Datatel Challenge

More information on the dataTEL challenge of RecSysTEL will be provided here soon.

In the world of recommender systems, it is a common practice to use public available datasets from different application environments (e.g. MovieLens, Book-Crossing, or EachMovie) in order to evaluate recommendation algorithms. These datasets are used as benchmarks to develop new recommendation algorithms and compare them to other algorithms in given settings.

In such data sets, a representation of implicit or explicit feedback from the users regarding the candidate items is stored, in order to allow the recommender system to produce a recommendation. This feedback can be in several forms. For example, in the case of collaborative filtering systems it can be ratings or votes (i.e. if an item has been viewed or bookmarked). In the case of content-based recommenders, it can be product reviews or simple tags (keywords) that users provide for items. Additional information is also required such a unique way to identify who provides this feedback (user ID) and upon which item (item ID). The user-rating matrix used in collaborative filtering systems is a well-known example.

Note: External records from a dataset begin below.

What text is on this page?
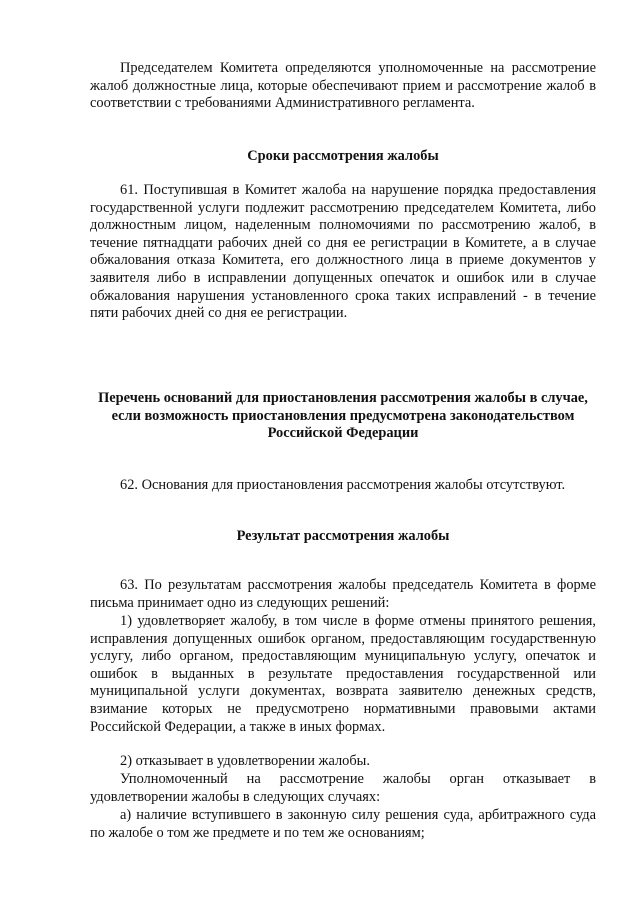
Председателем Комитета определяются уполномоченные на рассмотрение жалоб должностные лица, которые обеспечивают прием и рассмотрение жалоб в соответствии с требованиями Административного регламента.
Сроки рассмотрения жалобы
61. Поступившая в Комитет жалоба на нарушение порядка предоставления государственной услуги подлежит рассмотрению председателем Комитета, либо должностным лицом, наделенным полномочиями по рассмотрению жалоб, в течение пятнадцати рабочих дней со дня ее регистрации в Комитете, а в случае обжалования отказа Комитета, его должностного лица в приеме документов у заявителя либо в исправлении допущенных опечаток и ошибок или в случае обжалования нарушения установленного срока таких исправлений - в течение пяти рабочих дней со дня ее регистрации.
Перечень оснований для приостановления рассмотрения жалобы в случае, если возможность приостановления предусмотрена законодательством Российской Федерации
62. Основания для приостановления рассмотрения жалобы отсутствуют.
Результат рассмотрения жалобы
63. По результатам рассмотрения жалобы председатель Комитета в форме письма принимает одно из следующих решений:
1) удовлетворяет жалобу, в том числе в форме отмены принятого решения, исправления допущенных ошибок органом, предоставляющим государственную услугу, либо органом, предоставляющим муниципальную услугу, опечаток и ошибок в выданных в результате предоставления государственной или муниципальной услуги документах, возврата заявителю денежных средств, взимание которых не предусмотрено нормативными правовыми актами Российской Федерации, а также в иных формах.
2) отказывает в удовлетворении жалобы.
Уполномоченный на рассмотрение жалобы орган отказывает в удовлетворении жалобы в следующих случаях:
а) наличие вступившего в законную силу решения суда, арбитражного суда по жалобе о том же предмете и по тем же основаниям;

Although recommender systems are increasingly applied in Technology Enhanced Learning (TEL), it is still an application area that lacks such publicly available and interoperable data sets. So although there is a lot of research conducted on recommender systems in TEL, they lack data sets that would allow the experimental evaluation of the performance of different recommendation algorithms using comparable, interoperable, and reusable data sets. This leads to awkward experimentation and testing such as using data sets from movies in order to evaluate educational recommendation algorithms.

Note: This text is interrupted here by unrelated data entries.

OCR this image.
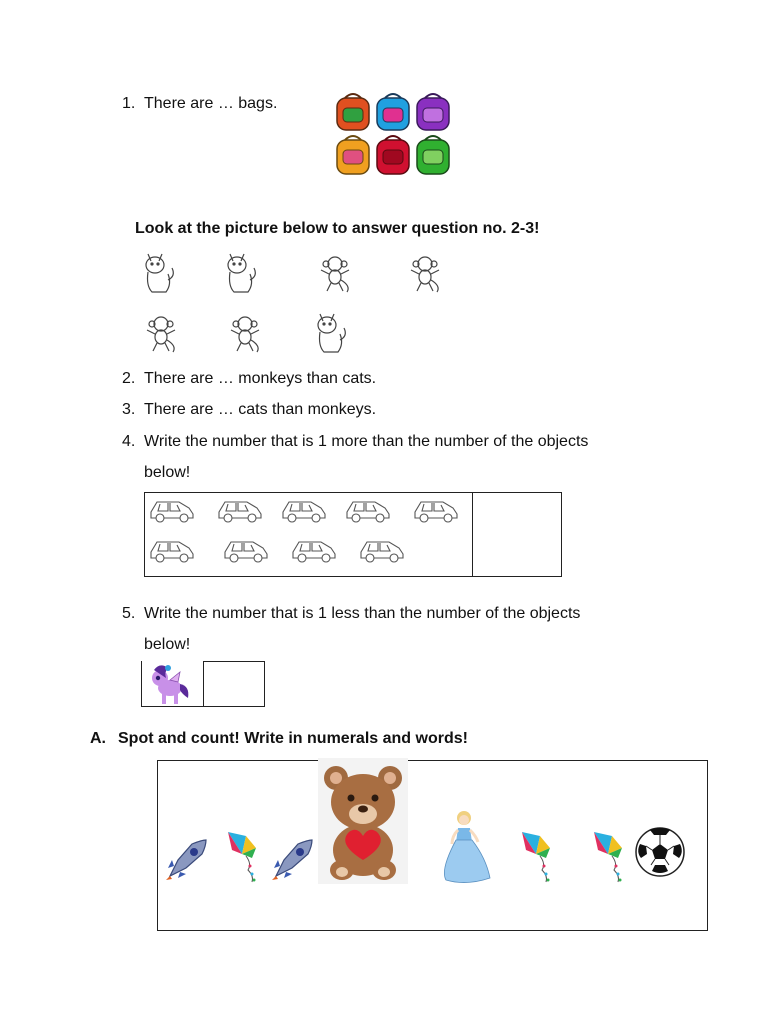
1. There are … bags.
Look at the picture below to answer question no. 2-3!
2. There are … monkeys than cats.
3. There are … cats than monkeys.
4. Write the number that is 1 more than the number of the objects
below!
5. Write the number that is 1 less than the number of the objects
below!
A. Spot and count! Write in numerals and words!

To this end, the EATEL SIG on on Data-driven Research and Learning Analytics has launched the second dataTEL Challenge. The first edition was successfully organized by the dataTEL Theme Team of the STELLAR Network of Excellence in RecSysTEL 2010 in Barcelona. Related to this, the 1st workshop on Data Sets for Technology Enhanced Learning was also organized in 2011 at the 2nd STELLAR Alpine Rendez-Vous in La Clusaz, France.

In this call for TEL datasets we focus on datasets description and invites research groups to submit existing described datasets from TEL applications that can be used as input for TEL recommender systems. The collected data sets are expected to facilitate the discussion of the following 5 core questions:

  1. How can data sets be shared according to privacy and legal protection rules?
  2. How to development a respective policy to use and share data sets?
  3. How to pre-process data sets to make them suitable for other researchers?
  4. How to define common evaluation criteria for TEL recommender systems?
  5. How to develop overview methods to monitor the performance of TEL recommender systems on data sets?